Three blocks A, B,and C of masses $m_1,m_2$, and $m_3$,respectively, are resting one on top of the other as shown in $Fig.6.24$. A horizontal force F is applied on block B. Assuming all the surfaces are frictionless, calculate (1) acceleration of block A, block B, and block C; (2) normal reactions between A and B, B and C, and between C and ground.

Answer 1

This system cannot be in equilibrium because in the horizontal direction, the system has a net external force F. As far as the vertical direction is concerned, all the forces are internal action and reaction forces. These forces are equal and opposite; hence, they will cancel each other out.
Body A : No external force is acting on it; hence, it will remain stationary in equilibrium. So acceleration at block A, $a_A=0$ and
$N_1=m_{1}g$........(i)
Body B : There is no external force acting on it vertically; hence, it will not have any acceleration in the vertical direction.
$N_2=N_1+m_{2}g=(m_1+m_2)g$..........(ii)

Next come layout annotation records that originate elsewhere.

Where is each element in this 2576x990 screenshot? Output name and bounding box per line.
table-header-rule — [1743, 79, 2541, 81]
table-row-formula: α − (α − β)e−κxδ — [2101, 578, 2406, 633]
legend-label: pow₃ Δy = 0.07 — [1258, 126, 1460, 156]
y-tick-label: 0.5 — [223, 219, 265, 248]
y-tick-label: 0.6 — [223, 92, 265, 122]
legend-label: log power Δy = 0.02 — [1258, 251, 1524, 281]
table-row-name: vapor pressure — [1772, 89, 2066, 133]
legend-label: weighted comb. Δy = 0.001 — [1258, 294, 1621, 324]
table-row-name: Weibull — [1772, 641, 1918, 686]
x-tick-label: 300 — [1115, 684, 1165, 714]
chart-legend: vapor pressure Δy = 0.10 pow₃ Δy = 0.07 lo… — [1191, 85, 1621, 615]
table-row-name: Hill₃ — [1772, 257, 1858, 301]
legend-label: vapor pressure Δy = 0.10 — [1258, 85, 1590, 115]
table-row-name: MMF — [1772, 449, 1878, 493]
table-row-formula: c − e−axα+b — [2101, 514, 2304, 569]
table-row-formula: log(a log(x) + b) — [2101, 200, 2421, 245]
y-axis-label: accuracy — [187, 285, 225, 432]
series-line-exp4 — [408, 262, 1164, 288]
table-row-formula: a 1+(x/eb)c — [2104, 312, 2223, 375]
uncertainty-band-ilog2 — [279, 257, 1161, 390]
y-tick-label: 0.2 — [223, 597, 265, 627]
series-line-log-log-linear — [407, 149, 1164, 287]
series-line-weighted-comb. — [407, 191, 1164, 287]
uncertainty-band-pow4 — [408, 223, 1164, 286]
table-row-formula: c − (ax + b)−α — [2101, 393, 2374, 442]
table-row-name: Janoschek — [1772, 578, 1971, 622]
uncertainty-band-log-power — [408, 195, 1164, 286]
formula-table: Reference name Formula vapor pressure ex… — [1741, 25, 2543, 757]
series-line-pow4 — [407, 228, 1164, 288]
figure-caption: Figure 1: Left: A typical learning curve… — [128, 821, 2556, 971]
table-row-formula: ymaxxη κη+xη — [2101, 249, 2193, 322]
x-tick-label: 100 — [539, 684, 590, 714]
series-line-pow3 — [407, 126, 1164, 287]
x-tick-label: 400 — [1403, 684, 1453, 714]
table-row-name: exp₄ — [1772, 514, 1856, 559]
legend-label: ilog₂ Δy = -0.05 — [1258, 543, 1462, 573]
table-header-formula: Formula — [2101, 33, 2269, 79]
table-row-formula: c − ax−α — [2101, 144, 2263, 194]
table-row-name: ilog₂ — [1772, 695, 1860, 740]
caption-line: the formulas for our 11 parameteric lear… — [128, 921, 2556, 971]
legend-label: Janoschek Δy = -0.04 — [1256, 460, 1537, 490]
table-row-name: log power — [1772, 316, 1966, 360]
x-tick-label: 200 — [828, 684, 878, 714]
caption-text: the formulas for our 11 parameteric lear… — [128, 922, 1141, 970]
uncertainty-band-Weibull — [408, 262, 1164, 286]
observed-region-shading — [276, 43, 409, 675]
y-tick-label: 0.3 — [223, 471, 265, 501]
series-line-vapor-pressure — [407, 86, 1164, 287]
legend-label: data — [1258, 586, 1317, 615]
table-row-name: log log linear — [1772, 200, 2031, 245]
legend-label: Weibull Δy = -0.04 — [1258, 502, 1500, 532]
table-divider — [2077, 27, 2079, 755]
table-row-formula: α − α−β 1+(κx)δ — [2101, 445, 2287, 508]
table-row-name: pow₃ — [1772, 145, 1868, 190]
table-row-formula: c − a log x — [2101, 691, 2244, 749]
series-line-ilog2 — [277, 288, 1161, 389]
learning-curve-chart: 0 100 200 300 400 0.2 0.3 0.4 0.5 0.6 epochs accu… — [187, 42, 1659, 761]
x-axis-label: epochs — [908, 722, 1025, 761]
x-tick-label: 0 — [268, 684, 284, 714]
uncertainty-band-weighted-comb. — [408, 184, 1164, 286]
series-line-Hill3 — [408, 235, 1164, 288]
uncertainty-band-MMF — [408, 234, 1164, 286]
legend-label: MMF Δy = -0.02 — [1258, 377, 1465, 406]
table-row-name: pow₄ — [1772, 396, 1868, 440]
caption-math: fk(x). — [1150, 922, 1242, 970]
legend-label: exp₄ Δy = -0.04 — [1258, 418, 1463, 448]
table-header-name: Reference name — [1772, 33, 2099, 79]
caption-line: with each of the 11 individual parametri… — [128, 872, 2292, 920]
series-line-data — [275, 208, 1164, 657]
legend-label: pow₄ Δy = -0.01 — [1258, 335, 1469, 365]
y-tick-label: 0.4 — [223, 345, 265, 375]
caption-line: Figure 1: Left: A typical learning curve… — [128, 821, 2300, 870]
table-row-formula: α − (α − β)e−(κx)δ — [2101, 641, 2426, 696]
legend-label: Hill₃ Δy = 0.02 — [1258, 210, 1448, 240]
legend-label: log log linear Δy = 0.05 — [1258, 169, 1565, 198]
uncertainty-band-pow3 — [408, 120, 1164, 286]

However, there is on external force F acting on it. So it will have some acceleration a in the horizontal direction such that
$F=m_2{a}_B$........(iii)
Which gives acceleration of block B, $a_B=\frac{F}{m_2}$
Body C and earth : Same comments as in the case of body A above
$N_3=(N_2+m_3)g$.......(iv)
and $N_3=(m_1+m_2+m_3)g$......(v)
No external force acts on block C in the horizontal direction; hence, $a_C$ is equal to 0.